C’est après un mois d’observations, au 1er juin 1740, vers sept heures du soir que Charles Bonnet « vi[t] avec un grand contentement qu’il étoit accouché ». Pendant vingt-et-un jours, « la pucerone » va mettre au monde quatre-vingt-quinze petits.
Il envoie ses résultats à Réaumur qui l’enjoint à recommencer l’expérience, ce qui fut fait l’année suivante avec deux pucerons du fusain, isolés et « élevés en solitude » selon le même protocole.
Un troisième ensemble d’expériences porte ensuite sur des pucerons du sureau. il vise à s’assurer que cette propriété de procréer sans le secours de l’accouplement est maintenue de génération en génération. Son oncle, Abraham Trembley, naturaliste également, lui soumet en effet l’hypothèse qu’un accouplement puisse suffire à plusieurs générations. Bonnet va donc prolonger ses expériences sur cinq puis neuf générations de pucerons du sureau « élevés en solitude » qui tous vont procréer sans accouplement.

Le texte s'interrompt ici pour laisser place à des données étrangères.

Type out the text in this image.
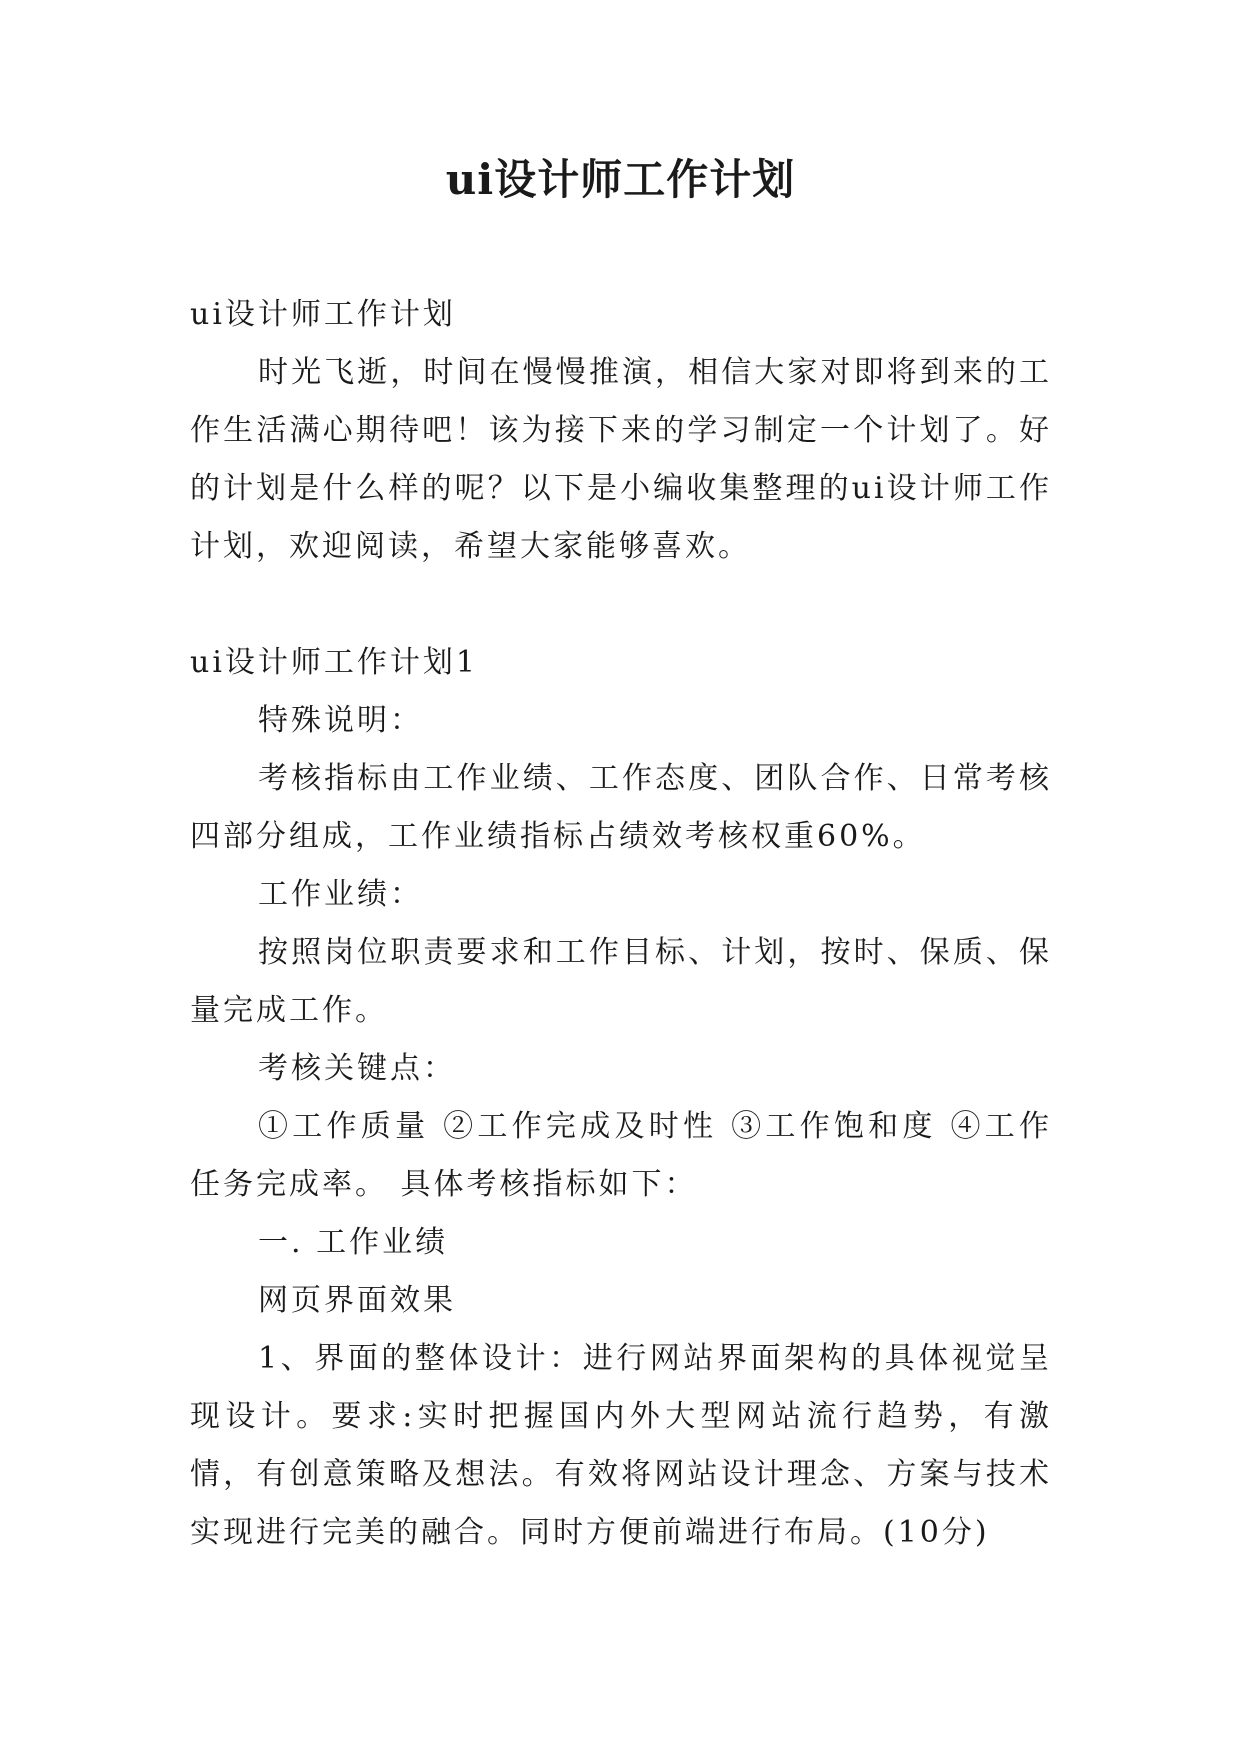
ui设计师工作计划

ui设计师工作计划

时光飞逝，时间在慢慢推演，相信大家对即将到来的工作生活满心期待吧！该为接下来的学习制定一个计划了。好的计划是什么样的呢？以下是小编收集整理的ui设计师工作计划，欢迎阅读，希望大家能够喜欢。

ui设计师工作计划1

特殊说明：

考核指标由工作业绩、工作态度、团队合作、日常考核四部分组成，工作业绩指标占绩效考核权重60%。

工作业绩：

按照岗位职责要求和工作目标、计划，按时、保质、保量完成工作。

考核关键点：

①工作质量 ②工作完成及时性 ③工作饱和度 ④工作任务完成率。 具体考核指标如下：

一. 工作业绩

网页界面效果

1、界面的整体设计：进行网站界面架构的具体视觉呈现设计。要求:实时把握国内外大型网站流行趋势，有激情，有创意策略及想法。有效将网站设计理念、方案与技术实现进行完美的融合。同时方便前端进行布局。(10分)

... comme élément de preuve
« [...] aujourd'hui l'observateur de la nature ne se contente pas de faire les expériences propres à lui faire découvrir la vérité, il en pousse l'examen à une telle certitude qu'elle dissipe jusqu'au moindre doute. Il ne souffre point que le plus léger soupçon, le plus petit nuage en vienne affaiblir l'éclat. » (Traité d'insectologie ou Observations sur les pucerons. Tome I, page 75).
Charles Bonnet décrit le détail de l’expérimentation, ses répétitions et les conditions matérielles appliquées (pages 208-209-210). Il décrit aussi bien les échecs que les succès rencontrés.
Le tout est mis dans le pot en terre comme pour le premier dispositif.
Il fournit au lecteur les tableaux avec les données collectées lors de ses observations (ex. : page 104).
Chacun de ces éléments a pour but d’établir la preuve d’un mécanisme biologique. Les observations répétées, en conditions contrôlées, sont faites sur plusieurs espèces de pucerons pour exclure d’éventuels particularismes. Ce faisant, il passe du particulier au général. Au-delà de l’observation, c’est la preuve argumentée d’un mécanisme stable dans le temps (répétition et saisonnalité des expériences) et commun à de nombreuses espèces de pucerons que Charles Bonnet développe.
Et aujourd'hui à INRAE
INRAE est signataire de la charte française de déontologie des métiers de la recherche.
L’un des principes d’intégrité formulé est celui de la fiabilité du travail de recherche : il est impératif de décrire les protocoles de recherche afin d'assurer la reproductibilité des expériences scientifiques. Les résultats bruts et l’analyse de résultats doivent être conservés. Ils ont vocation à être diffusés auprès de la communauté scientifique et du public.
En cela, nos chercheurs sont les dignes héritiers de Charles Bonnet.
Sources bibliographiques
Bonnet, C. (1745). Traité d'insectologie ou Observations sur les pucerons. Première partie, Éditions Durand (Paris), 288 p.
Bonnet, C. (1745). Traité d'insectologie ou Observations sur les pucerons. Seconde partie, Éditions Durand (Paris), 232 p.
Vos, A. (2012). Charles Bonnet, géant de la nature. Campus, le magazine scientifique de l'UNIGE, n°109, juin-septembre 2012. https://www.unige.ch/campus/numeros/109/tetechercheuse/
Les pucerons, objets scientifiques : l’énigme de la reproduction. Encyclop'Aphid : l'encyclopédie des pucerons, https://encyclopedie-pucerons.hub.inrae.fr/pucerons-et-recherche/les-debuts-de-l-aphidologie/reproduction
Sigrist, R. (2001). L'expérimentation comme rhétorique de la preuve : L'exemple du Traité d'insectologie de Charles Bonnet. Revue d'histoire des sciences, 54-4, p. 419-449. https://www.persee.fr/doc/rhs_0151-4105_2001_num_54_4_2133
Texte rédigé par Pascale Hénaut (INRAE-DipSO).